If you ever need to lure a graduate student out of the lab (or into it, depending on the situation), you only need one thing: FOOD. Free food. Free sugary or fatty food to be precise. Sometimes we have to make vital decisions concerning time and money management, a real-world risk vs. reward analysis. And let me tell you buying and eating food usually comes in somewhere between folk guitar lessons and psychic readings. My time and money can be much better spent.
We are like vultures in an arid desert, and when food presents itself in the form of a seminar, lecture, or club meeting, we swoop in for the kill. I’ve been to lectures on speech pathology, logging policy, and The Who just to name a few, all in the name of free food. Today was a relevant lecture on quantum control of atoms and molecules, though, so I don’t feel as bad. What am I saying, I never feel bad. It’s a jungle out here.

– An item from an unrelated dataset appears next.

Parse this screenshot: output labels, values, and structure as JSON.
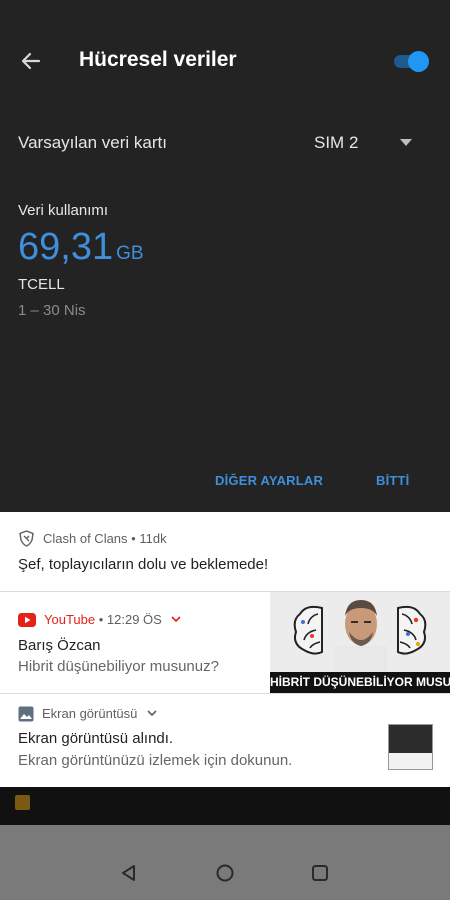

And faculty, despite their meek, salt-and-pepper bearded, pacifist appearances, will mow you down in a hearbeat for the last jelly-filled tea biscuit or cup of stale coffee. Today while (stupidly) waiting in the jumbled mess of a line at the refreshment table, a 200 year old emeritus with mild parkinson’s standing behind me said, “You have to have patience around here.” To which I responded, “Yes, and strength.” We both laughed. Then he said, “This is where the strength comes in,” and knocked me around like a rag doll and stole the macaroon I had been eyeballing. By the time I recovered and got to the table the only things left were an apple and half a cup of decaf.